M. MacIsaac : Personnellement, c’est ce que je rechercherais.
Le sénateur Marwah : Mais ce n’est pas une preuve empirique.
M. MacIsaac : Eh bien, c’est un début de statistique.
Le sénateur Marwah : D’accord.
M. MacIsaac : Le fait est que tout le monde cherche un milieu de travail où il est possible de maximiser ses avantages sociaux et son salaire. Si un employeur ne vous offre pas les mêmes avantages sociaux qu’un autre, vous allez probablement choisir celui qui les offre.
Ainsi, je crois qu’il y aura probablement un redressement. En ce moment, tout le monde parle de la pénurie de main-d’œuvre. Il y a beaucoup de travailleurs qui sont à la recherche du meilleur endroit, et ils vont le trouver. Les employeurs vont examiner ce qu’ils peuvent faire pour attirer des employés.
Le sénateur Marwah : Avez-vous des données probantes sur la façon dont les membres de la jeune génération envisagent d’intégrer le marché du travail par rapport aux autres? Attachent-ils réellement de l’importance aux régimes à prestations déterminées? Je me souviens que, lorsque je travaillais, les gens ne comprenaient pas vraiment les régimes à prestations déterminées. Pour eux, ce n’était tout simplement pas important.
M. MacIsaac : Je ne veux pas trop parler de moi, mais j’ai élevé sept enfants, et je pense que chacun d’eux a toujours considéré que le meilleur endroit où travailler est celui qui permet d’épargner en vue de la retraite. Ils ont entre 27 et 45 ans. Pour chacun d’eux, le meilleur endroit où travailler est celui qui offre les meilleures perspectives de retraite.
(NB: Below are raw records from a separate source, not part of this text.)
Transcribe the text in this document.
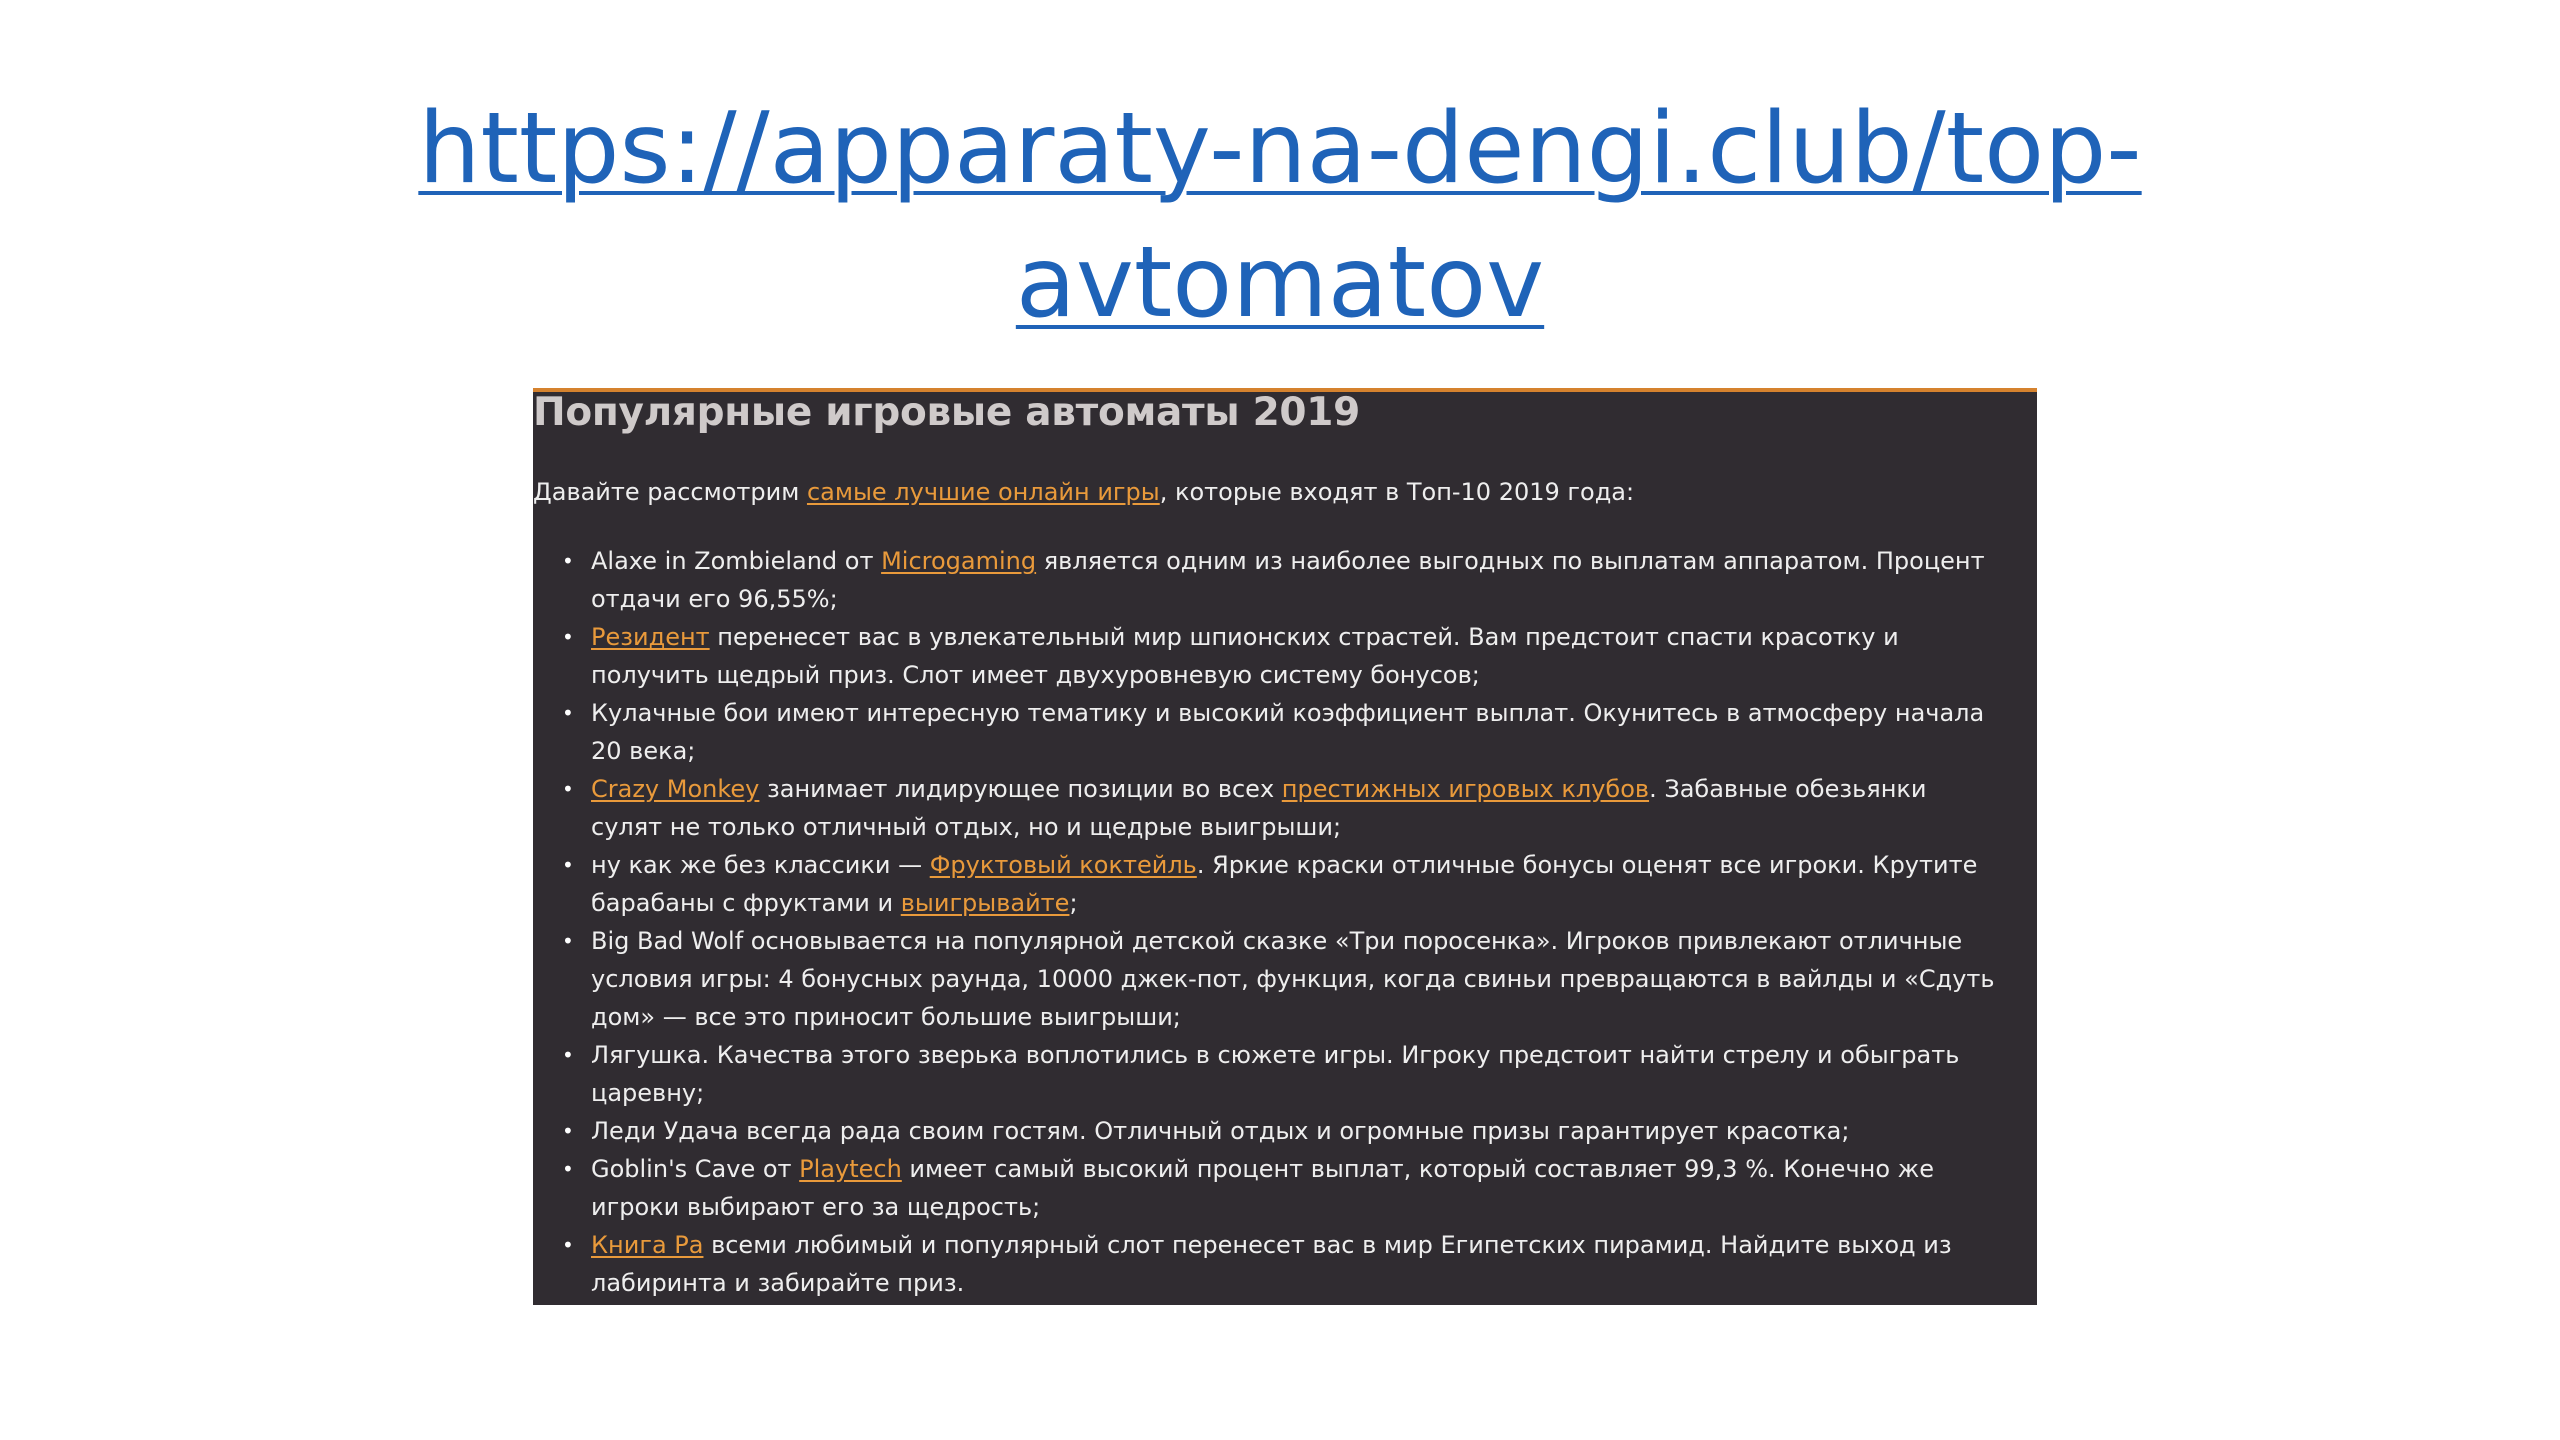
https://apparaty-na-dengi.club/top-
avtomatov
Популярные игровые автоматы 2019

Давайте рассмотрим самые лучшие онлайн игры, которые входят в Топ-10 2019 года:

• Alaxe in Zombieland от Microgaming является одним из наиболее выгодных по выплатам аппаратом. Процент отдачи его 96,55%;
• Резидент перенесет вас в увлекательный мир шпионских страстей. Вам предстоит спасти красотку и получить щедрый приз. Слот имеет двухуровневую систему бонусов;
• Кулачные бои имеют интересную тематику и высокий коэффициент выплат. Окунитесь в атмосферу начала 20 века;
• Crazy Monkey занимает лидирующее позиции во всех престижных игровых клубов. Забавные обезьянки сулят не только отличный отдых, но и щедрые выигрыши;
• ну как же без классики — Фруктовый коктейль. Яркие краски отличные бонусы оценят все игроки. Крутите барабаны с фруктами и выигрывайте;
• Big Bad Wolf основывается на популярной детской сказке «Три поросенка». Игроков привлекают отличные условия игры: 4 бонусных раунда, 10000 джек-пот, функция, когда свиньи превращаются в вайлды и «Сдуть дом» — все это приносит большие выигрыши;
• Лягушка. Качества этого зверька воплотились в сюжете игры. Игроку предстоит найти стрелу и обыграть царевну;
• Леди Удача всегда рада своим гостям. Отличный отдых и огромные призы гарантирует красотка;
• Goblin's Cave от Playtech имеет самый высокий процент выплат, который составляет 99,3 %. Конечно же игроки выбирают его за щедрость;
• Книга Ра всеми любимый и популярный слот перенесет вас в мир Египетских пирамид. Найдите выход из лабиринта и забирайте приз.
Le sénateur Marwah : Je vous encourage fortement à signaler aux employeurs que cela pourrait exercer un attrait très important sur les employés. Du moins, lorsque j’étais sur le marché du travail, nous ne pensions jamais à cela. C’est tout un changement.
M. MacIsaac : Cela a été dit par le groupe de témoins précédent. Les gens qui négocient aujourd’hui en discutent probablement à chaque table. Les pensions sont constamment à l’ordre du jour.
Le sénateur Marwah : Merci.
La présidente : Merci beaucoup aux témoins et aux sénateurs. Nous vous sommes reconnaissants de votre contribution et de vos commentaires. Je sais que vous allez nous envoyer des renseignements supplémentaires.
Je vais demander aux membres du comité de rester. Nous allons nous réunir brièvement à huis clos, si vous le voulez bien. Encore une fois, merci à nos témoins. Vous pouvez nous quitter. Nous allons clore cette partie de la réunion et poursuivre à huis clos.